The question is how to collect all these rows obtained from one source record into a window and apply an aggregate function to them. In Spark Structured Streaming I managed to solve a similar problem using foreachBatch, but I'm stuck in Flink.
The closest to the desired result was obtained using Top-N, but it is not suitable for append-mode and I'm not entirely sure how to store it in the target storage.
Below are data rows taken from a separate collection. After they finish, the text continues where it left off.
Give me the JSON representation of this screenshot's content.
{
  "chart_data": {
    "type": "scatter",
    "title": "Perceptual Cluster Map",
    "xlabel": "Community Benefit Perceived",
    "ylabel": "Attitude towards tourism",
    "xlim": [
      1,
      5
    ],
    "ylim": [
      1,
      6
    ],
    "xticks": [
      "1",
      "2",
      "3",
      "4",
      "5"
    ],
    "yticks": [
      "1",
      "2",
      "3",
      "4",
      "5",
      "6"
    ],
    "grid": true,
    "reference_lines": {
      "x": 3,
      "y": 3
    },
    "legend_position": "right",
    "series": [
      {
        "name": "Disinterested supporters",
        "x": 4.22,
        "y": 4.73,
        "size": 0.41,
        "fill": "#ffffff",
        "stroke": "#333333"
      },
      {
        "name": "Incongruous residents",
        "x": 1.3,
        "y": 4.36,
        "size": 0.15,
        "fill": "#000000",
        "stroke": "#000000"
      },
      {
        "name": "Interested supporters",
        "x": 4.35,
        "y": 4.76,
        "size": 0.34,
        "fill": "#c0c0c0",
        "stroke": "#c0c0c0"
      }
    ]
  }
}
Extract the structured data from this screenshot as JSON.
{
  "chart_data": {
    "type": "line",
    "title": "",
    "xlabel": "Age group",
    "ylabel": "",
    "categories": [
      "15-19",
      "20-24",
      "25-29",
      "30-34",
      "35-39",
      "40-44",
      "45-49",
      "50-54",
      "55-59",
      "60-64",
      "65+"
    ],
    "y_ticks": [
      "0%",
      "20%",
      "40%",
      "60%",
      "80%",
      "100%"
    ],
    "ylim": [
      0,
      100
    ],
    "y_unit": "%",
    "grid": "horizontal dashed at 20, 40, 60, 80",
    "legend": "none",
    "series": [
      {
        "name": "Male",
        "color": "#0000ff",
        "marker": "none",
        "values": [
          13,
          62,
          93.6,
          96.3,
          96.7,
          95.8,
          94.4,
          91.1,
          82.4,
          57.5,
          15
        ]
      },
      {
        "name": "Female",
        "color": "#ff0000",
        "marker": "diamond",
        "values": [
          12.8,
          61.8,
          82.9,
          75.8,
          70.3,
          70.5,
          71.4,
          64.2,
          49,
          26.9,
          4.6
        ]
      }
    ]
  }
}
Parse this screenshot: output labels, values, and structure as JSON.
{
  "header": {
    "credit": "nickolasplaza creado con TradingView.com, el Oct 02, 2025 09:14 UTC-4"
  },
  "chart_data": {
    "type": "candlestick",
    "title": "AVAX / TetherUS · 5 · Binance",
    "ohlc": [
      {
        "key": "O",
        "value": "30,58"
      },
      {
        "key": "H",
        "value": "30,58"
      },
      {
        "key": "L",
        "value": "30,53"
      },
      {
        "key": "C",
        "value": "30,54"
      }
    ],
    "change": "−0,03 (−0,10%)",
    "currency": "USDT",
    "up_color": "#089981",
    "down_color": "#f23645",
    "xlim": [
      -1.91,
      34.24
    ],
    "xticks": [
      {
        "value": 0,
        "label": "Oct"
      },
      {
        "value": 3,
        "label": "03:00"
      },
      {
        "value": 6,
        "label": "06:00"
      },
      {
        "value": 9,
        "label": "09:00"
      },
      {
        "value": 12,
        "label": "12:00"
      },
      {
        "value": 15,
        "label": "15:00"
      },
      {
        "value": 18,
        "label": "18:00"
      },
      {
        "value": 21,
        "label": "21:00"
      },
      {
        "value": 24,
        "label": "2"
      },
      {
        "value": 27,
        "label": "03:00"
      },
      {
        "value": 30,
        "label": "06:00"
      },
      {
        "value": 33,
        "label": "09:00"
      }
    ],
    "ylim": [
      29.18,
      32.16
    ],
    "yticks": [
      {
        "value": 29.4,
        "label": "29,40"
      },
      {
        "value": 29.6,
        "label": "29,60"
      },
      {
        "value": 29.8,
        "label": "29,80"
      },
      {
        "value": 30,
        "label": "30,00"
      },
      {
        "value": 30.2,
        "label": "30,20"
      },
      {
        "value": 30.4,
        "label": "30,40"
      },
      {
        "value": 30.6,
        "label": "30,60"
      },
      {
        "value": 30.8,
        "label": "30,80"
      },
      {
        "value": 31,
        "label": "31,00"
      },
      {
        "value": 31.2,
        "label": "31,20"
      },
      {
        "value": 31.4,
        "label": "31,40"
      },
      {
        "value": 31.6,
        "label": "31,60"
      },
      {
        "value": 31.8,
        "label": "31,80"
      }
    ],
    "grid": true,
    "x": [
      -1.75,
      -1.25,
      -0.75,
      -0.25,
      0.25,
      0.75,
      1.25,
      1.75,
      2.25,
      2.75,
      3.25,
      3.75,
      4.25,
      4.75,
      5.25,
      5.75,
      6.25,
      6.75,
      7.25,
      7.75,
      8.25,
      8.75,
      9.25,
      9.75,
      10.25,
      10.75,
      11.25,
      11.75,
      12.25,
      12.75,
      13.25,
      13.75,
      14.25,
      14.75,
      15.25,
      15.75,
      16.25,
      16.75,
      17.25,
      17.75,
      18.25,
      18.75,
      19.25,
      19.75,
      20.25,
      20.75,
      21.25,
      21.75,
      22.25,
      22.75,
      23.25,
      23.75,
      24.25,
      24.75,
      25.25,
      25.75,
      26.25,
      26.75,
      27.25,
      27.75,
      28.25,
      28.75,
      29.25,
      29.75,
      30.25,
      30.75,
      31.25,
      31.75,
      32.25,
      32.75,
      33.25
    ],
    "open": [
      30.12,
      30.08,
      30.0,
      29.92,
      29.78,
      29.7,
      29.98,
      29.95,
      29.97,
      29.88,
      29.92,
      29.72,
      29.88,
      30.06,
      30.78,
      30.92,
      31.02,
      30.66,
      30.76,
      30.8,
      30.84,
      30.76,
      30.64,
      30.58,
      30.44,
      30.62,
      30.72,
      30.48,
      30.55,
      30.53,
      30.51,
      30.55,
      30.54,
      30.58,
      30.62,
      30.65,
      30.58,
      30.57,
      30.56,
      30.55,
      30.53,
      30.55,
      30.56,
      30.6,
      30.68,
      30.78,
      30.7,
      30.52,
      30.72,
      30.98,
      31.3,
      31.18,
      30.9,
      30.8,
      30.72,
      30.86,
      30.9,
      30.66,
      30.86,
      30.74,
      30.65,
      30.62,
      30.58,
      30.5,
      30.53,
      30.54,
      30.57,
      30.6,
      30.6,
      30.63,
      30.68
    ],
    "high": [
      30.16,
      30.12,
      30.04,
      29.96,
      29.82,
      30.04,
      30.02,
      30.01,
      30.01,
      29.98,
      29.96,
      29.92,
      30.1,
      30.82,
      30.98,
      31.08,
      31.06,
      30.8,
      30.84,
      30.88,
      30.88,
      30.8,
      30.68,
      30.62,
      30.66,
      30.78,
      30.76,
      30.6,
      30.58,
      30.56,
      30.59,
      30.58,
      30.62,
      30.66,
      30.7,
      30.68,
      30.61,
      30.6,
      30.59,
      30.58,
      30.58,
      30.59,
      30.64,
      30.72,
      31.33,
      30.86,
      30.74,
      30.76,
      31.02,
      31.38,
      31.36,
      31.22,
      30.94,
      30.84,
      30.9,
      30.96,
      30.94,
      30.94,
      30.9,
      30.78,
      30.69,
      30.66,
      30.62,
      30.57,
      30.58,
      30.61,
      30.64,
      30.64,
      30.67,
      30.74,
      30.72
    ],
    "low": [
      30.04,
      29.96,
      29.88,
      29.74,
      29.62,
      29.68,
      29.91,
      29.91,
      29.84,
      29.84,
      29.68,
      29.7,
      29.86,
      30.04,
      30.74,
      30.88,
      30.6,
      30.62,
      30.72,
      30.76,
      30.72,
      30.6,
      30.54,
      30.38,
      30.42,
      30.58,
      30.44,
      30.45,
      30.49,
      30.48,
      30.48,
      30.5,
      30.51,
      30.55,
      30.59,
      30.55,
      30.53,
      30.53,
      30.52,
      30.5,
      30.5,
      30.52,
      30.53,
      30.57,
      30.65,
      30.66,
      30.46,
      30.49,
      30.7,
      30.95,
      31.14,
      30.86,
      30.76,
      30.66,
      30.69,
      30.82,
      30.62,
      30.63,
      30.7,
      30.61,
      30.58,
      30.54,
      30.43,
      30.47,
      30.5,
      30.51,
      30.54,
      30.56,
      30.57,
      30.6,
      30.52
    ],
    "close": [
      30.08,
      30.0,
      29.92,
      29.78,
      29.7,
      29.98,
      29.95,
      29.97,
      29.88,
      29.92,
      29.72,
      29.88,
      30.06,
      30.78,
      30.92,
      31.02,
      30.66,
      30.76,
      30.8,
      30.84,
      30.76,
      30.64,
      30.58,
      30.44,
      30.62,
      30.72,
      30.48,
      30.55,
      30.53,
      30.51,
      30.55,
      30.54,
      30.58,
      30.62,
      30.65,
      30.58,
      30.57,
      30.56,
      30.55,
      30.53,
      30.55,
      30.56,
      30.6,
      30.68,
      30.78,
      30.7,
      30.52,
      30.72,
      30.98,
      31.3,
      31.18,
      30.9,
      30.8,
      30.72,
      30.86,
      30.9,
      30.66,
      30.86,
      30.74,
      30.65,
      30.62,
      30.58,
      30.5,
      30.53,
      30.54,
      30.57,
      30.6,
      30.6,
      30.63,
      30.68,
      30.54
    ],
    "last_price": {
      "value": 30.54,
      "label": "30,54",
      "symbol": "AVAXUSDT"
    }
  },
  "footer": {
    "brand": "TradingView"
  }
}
Am I even going in the right direction?
I'm new to Flink, all answers are appreciated.
Update:
OK, I tried using session windows with an aggregate function to find the maximum:
DataStream<Row> joined = tableEnv.toDataStream(tableEnv.from("joined_msip"));
DataStream<Row> filtered = joined
.keyBy((KeySelector<Row, Object>) value -> value.getField("unique_id"))
.window(ProcessingTimeSessionWindows.withGap(Time.milliseconds(1000)))
.aggregate(new MaxStartTimeAggregate());
And it works, but I am forced to set a session gap, and this results in a loss of time compared to just collecting all the records spawned by the original record.
Well, this does not look like the best solution, so the question remains.